Thiersee
Leseglück inklusive - Ein Hotel in Tirol bietet Autorenabende und eine Hausbibliothek

07.07.2015 | Stand 02.12.2020, 21:06 Uhr

Der Gedichtzyklus „Hotels“ des Tiroler Autors Raoul Schrott ist in die Flurteppiche eingewebt. Er lädt die Hotelgäste zu einer poetischen Lesereise ein. - Foto: Fröhlich

Thiersee/Tirol (DK) Lesen im Urlaub ist beliebt. Das Literaturhotel Juffing in Tirol bietet dazu Autorenabende, eine Hausbibliothek, Wunschlektüre auf den Zimmern und Gedichte auf Wänden und Böden.

Das Wort Hotel, so schreibt der Tiroler Schriftsteller Raoul Schrott in seinem Gedichtzyklus „Hotels“, geht auf die göttliche Hestia zurück. Ihr hatte Zeus die Mitte des Hauses zugewiesen, den Herd, die Feuerstelle, wohin der Gast geführt wurde wie zu einem Altar als Zeichen, dass er willkommen war.

Auf diesem Gedichtzyklus geht der Gast im Hotel Juffing zu seinem Zimmer, die Dichterworte sind in die Flurteppiche eingewebt und in beiden Richtungen lesbar. In den Zimmern wartet eine Auswahl an Büchern – Vorschläge zum Lesen, die dem Motto des Zimmers zugeordnet sind – im russischen Zimmer sind es Werke von Tolstoi und Dostojewski. Oder jene Bücher, die sich der Gast vor seinem Aufenthalt gewünscht hat, auch im englischen und französischen Original. Vor vier Jahren haben Sonja Juffinger-Konzett und ihr Mann Elmar ihr Wellness-Hotel als Literaturhotel geplant.
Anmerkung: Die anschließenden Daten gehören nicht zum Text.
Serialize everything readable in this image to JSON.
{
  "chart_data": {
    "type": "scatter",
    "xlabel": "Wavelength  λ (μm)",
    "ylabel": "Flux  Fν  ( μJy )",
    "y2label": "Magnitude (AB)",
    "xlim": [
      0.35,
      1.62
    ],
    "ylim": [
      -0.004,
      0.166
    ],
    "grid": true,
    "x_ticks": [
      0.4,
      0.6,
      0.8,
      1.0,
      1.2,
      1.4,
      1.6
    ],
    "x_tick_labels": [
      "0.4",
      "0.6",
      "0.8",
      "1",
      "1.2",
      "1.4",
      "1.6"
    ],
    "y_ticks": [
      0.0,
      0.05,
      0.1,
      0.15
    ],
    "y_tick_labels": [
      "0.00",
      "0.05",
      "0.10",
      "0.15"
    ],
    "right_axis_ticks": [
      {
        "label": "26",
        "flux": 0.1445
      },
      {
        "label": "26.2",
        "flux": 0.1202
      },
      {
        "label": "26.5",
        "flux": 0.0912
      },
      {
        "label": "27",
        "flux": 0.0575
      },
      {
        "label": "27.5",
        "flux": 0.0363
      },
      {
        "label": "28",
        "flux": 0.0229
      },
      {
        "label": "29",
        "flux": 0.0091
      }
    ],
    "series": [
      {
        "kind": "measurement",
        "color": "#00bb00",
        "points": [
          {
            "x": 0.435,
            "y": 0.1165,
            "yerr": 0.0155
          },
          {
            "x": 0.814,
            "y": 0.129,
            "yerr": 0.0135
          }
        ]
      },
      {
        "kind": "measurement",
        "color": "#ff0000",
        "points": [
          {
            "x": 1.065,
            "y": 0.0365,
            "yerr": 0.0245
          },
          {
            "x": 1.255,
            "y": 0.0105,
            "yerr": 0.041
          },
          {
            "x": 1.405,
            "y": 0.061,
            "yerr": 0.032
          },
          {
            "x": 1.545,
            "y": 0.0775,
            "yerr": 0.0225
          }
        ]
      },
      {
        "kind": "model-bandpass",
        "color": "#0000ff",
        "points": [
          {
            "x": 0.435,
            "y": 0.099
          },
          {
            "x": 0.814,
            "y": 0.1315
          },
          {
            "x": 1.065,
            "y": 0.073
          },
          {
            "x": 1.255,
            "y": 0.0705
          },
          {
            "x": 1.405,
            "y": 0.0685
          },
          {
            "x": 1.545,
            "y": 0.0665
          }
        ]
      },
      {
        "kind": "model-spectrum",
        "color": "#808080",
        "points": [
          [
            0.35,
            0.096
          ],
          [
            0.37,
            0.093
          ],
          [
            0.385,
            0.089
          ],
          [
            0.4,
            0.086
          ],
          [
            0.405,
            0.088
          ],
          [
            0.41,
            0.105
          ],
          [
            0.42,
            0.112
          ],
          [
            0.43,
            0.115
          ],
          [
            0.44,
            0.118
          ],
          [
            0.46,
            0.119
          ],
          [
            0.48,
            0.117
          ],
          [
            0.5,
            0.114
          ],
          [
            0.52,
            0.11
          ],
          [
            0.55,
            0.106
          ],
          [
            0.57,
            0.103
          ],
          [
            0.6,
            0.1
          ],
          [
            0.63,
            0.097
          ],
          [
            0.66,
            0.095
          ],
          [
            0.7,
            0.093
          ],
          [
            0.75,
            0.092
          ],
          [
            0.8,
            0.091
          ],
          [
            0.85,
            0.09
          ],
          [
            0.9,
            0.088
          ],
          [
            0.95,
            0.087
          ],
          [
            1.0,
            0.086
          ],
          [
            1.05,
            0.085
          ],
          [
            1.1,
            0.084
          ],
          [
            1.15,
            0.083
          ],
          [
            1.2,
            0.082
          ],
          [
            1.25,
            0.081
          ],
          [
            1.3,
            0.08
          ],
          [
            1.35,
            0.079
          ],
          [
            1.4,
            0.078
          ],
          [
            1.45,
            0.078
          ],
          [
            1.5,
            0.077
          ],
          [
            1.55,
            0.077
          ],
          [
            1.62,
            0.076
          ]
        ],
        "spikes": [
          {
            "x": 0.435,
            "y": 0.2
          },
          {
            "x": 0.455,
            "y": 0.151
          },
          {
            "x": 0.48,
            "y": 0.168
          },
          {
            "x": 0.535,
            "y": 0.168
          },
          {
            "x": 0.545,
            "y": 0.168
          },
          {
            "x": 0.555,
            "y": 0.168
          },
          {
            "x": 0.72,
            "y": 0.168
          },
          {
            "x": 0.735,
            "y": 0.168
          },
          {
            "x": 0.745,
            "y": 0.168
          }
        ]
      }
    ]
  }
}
Mehr als 3000 Bücher warten mittlerweile auf Literaturbegeisterte in der hoteleigenen Bibliothek. Sortiert nach Themen wie Philosophie, Lyrik, Belletristik, Ratgeber oder Krimi wurden sie gemeinsam mit einem Team der Universität Innsbruck ausgesucht: „Ich wollte die ganze Bandbreite – vor allem Anspruchsvolles, auch Entspannendes, Modernes, Lieblingsbücher“, sagt Sonja Juffinger-Konzett. Auch im Empfangsbereich und im Kaminzimmer gibt es Regale voll.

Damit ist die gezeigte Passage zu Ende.